衆院静岡補選、野党の候補調整足踏み 参院選のしこり影響
2020年02月25日07時15分
自民党の望月義夫元環境相の死去に伴う衆院静岡4区補欠選挙(4月26日投開票)で、主要野党の候補者調整が足踏みしている。次期衆院選の「試金石」として、共闘の必要性では一致するものの、昨年7月の参院選静岡選挙区で立憲民主、国民民主両党が激しく争ったしこりを引きずっているためだ。
同補選をめぐり、立憲は独自候補の擁立を見送る方針。国民は無所属新人の田中健氏(42)を推し、共産党は元職の島津幸広氏(63)の擁立を発表している。
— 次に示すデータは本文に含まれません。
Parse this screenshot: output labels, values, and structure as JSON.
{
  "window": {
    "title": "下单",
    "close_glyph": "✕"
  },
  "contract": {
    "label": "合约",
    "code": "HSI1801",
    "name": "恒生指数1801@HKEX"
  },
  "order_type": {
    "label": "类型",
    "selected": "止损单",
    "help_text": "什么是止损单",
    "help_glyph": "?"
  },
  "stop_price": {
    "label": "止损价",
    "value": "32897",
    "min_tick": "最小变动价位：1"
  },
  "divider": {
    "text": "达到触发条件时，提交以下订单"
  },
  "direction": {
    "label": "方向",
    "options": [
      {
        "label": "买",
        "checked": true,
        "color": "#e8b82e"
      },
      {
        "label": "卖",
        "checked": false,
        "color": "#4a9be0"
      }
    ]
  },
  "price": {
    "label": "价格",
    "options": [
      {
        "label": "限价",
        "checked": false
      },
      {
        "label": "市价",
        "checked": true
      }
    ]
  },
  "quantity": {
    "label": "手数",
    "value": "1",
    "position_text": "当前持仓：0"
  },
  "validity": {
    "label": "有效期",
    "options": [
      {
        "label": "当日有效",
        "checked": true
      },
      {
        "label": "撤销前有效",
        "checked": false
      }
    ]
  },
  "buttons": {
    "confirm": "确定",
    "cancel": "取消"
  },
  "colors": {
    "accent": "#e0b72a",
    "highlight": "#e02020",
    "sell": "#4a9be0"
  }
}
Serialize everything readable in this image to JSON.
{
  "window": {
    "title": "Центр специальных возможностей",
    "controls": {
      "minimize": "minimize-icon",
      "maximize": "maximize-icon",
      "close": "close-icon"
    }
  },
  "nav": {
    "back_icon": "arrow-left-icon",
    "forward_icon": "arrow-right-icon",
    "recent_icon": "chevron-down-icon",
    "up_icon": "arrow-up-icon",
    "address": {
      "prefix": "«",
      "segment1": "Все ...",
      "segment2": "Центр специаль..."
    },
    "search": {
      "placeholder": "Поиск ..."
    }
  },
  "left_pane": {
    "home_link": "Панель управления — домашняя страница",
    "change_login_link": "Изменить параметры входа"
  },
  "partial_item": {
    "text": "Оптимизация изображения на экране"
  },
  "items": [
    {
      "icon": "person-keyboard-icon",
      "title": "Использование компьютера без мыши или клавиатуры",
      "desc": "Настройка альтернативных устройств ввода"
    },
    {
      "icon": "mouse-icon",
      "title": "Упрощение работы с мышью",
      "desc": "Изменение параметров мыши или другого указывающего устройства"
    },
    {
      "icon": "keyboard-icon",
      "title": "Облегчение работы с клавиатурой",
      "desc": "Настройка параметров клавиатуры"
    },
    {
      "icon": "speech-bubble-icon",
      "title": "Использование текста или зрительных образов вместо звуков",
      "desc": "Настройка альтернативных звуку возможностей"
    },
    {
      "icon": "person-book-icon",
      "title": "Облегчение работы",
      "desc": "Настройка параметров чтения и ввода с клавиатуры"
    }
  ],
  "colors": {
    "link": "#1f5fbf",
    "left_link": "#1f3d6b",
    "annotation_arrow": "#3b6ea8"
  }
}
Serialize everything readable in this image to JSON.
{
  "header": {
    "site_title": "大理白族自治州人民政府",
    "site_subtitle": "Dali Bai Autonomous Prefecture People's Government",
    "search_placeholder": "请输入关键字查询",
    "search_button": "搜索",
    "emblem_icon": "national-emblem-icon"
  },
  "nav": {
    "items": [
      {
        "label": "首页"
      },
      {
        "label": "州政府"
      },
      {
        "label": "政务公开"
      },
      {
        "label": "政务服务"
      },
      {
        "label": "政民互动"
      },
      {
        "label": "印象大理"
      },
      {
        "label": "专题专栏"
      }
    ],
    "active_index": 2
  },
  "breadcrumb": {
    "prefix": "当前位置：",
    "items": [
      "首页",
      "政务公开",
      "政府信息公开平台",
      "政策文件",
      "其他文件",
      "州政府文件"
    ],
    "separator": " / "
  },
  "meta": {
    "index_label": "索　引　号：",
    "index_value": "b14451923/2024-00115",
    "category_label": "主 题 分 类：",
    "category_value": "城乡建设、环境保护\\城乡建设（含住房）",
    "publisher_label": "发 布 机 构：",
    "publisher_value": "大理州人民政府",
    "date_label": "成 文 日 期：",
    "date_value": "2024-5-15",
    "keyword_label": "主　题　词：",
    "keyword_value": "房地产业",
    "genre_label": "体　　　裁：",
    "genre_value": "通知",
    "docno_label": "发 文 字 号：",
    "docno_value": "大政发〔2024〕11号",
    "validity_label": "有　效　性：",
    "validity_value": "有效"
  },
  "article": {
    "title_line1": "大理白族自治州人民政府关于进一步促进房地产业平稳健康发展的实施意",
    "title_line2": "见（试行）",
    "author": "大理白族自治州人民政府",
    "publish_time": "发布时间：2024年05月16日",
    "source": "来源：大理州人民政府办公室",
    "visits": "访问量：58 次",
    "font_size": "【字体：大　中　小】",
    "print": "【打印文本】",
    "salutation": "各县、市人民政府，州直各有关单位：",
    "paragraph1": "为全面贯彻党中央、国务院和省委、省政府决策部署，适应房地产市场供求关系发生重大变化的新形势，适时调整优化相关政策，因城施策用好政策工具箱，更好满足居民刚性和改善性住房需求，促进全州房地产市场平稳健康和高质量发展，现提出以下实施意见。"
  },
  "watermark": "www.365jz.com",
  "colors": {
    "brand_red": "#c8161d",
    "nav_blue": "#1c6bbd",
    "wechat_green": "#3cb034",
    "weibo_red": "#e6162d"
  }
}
国民の静岡県連会長を務める榛葉賀津也参院幹事長は18日の記者会見で「静岡で国民、立憲が共に戦うのは大きなインパクトだ」と述べ、野党陣営の一本化に意欲を示した。
ただ、静岡は昨年の参院選で、立憲が榛葉氏に「刺客」をぶつけた遺恨の地だ。立憲は、田中氏での共闘を容認する条件として、榛葉氏に共産と調整するよう要求。これに対し、榛葉氏は「立憲が(田中氏支援の)判断を早めにしてほしい」と主張し、協議は平行線のままだ。
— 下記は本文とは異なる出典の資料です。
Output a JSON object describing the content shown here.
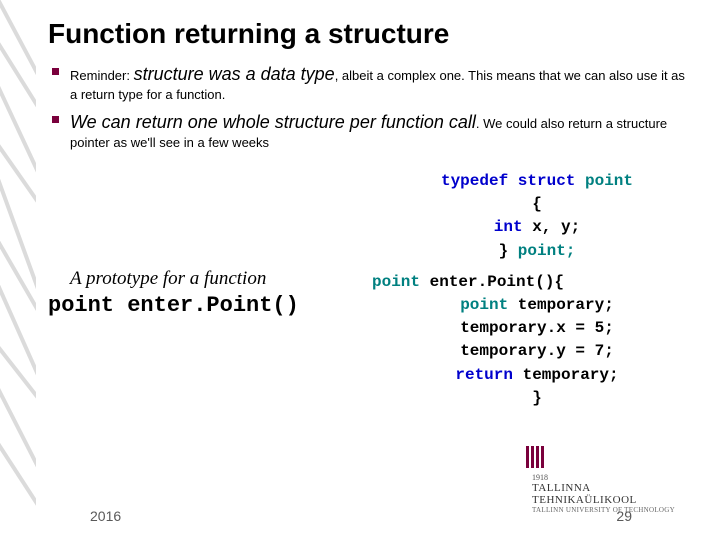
{
  "title": "Function returning a structure",
  "bullets": [
    {
      "pre": "Reminder: ",
      "emph": "structure was a data type",
      "post": ", albeit a complex one. This means that we can also use it as a return type for a function."
    },
    {
      "pre": "",
      "emph": "We can return one whole structure per function call",
      "post": ". We could also return a structure pointer as we'll see in a few weeks"
    }
  ],
  "proto_label": "A prototype for a function",
  "proto": "point enter.Point()",
  "code": {
    "l1a": "typedef struct ",
    "l1b": "point",
    "l2": "{",
    "l3a": "int ",
    "l3b": "x, y;",
    "l4a": "} ",
    "l4b": "point;",
    "l5a": "point ",
    "l5b": "enter.Point(){",
    "l6a": "point ",
    "l6b": "temporary;",
    "l7a": "temporary.x ",
    "l7b": "= 5;",
    "l8a": "temporary.y ",
    "l8b": "= 7;",
    "l9a": "return ",
    "l9b": "temporary;",
    "l10": "}"
  },
  "logo": {
    "year": "1918",
    "line1": "TALLINNA TEHNIKAÜLIKOOL",
    "line2": "TALLINN UNIVERSITY OF TECHNOLOGY"
  },
  "footer": {
    "year": "2016",
    "page": "29"
  }
}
国民が原発再稼働推進派の電力総連の支援を受ける一方、共産が県内に立地する浜岡原発の廃炉を主張していることも、候補者調整を難しくしている。ある立憲幹部は「期限を区切るといいことがない」と述べ、調整になお時間を要するとの見通しを示した。
主要野党の「出遅れ」を尻目に、自民党は新人の深沢陽一前静岡県議(43)の擁立を既に決定。「弔い合戦」と位置付け、総力戦で議席を死守する構えだ。
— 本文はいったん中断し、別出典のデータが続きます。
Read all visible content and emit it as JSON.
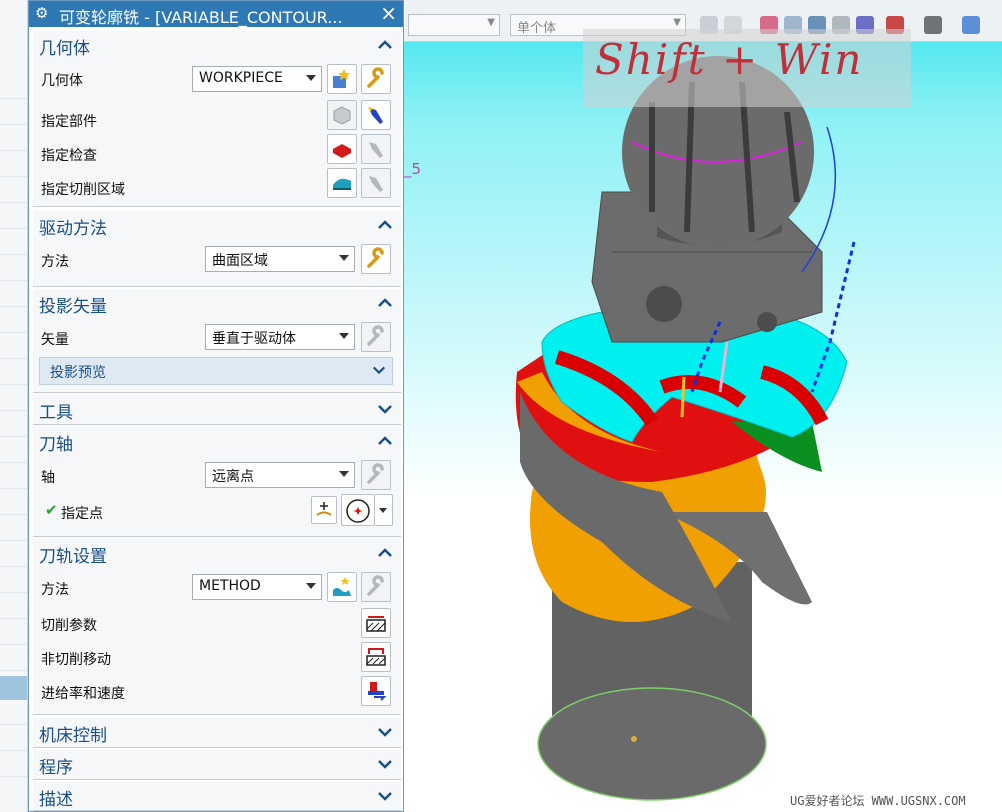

24日は望月氏が所属した岸田派の岸田文雄会長(党政調会長)が深沢氏の静岡市内の事務所開きに出席。国会議員秘書も務めた深沢氏の経歴に触れ、「国政でも即戦力だと確信している。みんなで押し上げていきたい」と支持を訴えた。安倍晋三首相(党総裁)も選挙期間中の現地入りを検討している。